I'll stand again in opposition to the soon-to-be-eleven-term incumbent. A few years ago, I called out the neocon pack in the midst of their carcass-feeding war lust, and faced their nips and whines, their bared fangs and bad breath, with amusement and chuckling. Taking on a single lousy politician – who waivered when I shook his hand after the election, and literally quaked when I impulsively gave him a bear hug – is child's play. It's not to my credit, but it could be my area of specialization. The politics of liberty and attitudes of pure contempt for the jack-booted state will be expanded, more widely considered, and more viable as a result of my continued public resistance.

I plan to be more bold, more principled, and will shoot to kill (so to speak) without compromise.
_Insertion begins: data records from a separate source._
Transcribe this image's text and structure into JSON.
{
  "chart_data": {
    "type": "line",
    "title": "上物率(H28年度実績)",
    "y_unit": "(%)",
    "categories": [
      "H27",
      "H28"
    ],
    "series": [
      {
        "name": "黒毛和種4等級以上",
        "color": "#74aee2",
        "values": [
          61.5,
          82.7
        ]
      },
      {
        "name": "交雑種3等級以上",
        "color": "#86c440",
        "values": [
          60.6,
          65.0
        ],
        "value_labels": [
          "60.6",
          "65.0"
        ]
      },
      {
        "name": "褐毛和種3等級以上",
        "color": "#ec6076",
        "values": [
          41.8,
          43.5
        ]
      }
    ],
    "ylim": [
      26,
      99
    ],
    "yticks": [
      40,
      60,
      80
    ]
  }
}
Will this approach get a majority vote among the minority who show up in primary elections? Will we dominate in a convention, or will an aggressive campaign to save the country from Washington professionals drive people to defend the status quo even more vociferously? Will the voting behavior of our targeted representative improve in the interim?

I suspect that campaign professionals will despair that I haven't learned the "right" political lessons. They would surely advise to go mild, broaden the base, and never attack directly. But that's no fun, and for me, it wouldn't be honest. I'd rather be an outlier square in the path of where political action is going, rather than where it has been. That may make me as self-serving and arrogant as the career politician I'm targeting, but knowing exactly where I want to be in a long war against DC may also be a strategic advantage. Having completed a political campaign, and lost, I've gained a new awareness of the nature and vulnerabilities of incumbent politicians in the current era of American national socialism. More importantly, I've glimpsed the unlimited possibilities and glorious impact of individual decisions to challenge the illusion of central authority and to live free, by no man's leave and as we wish.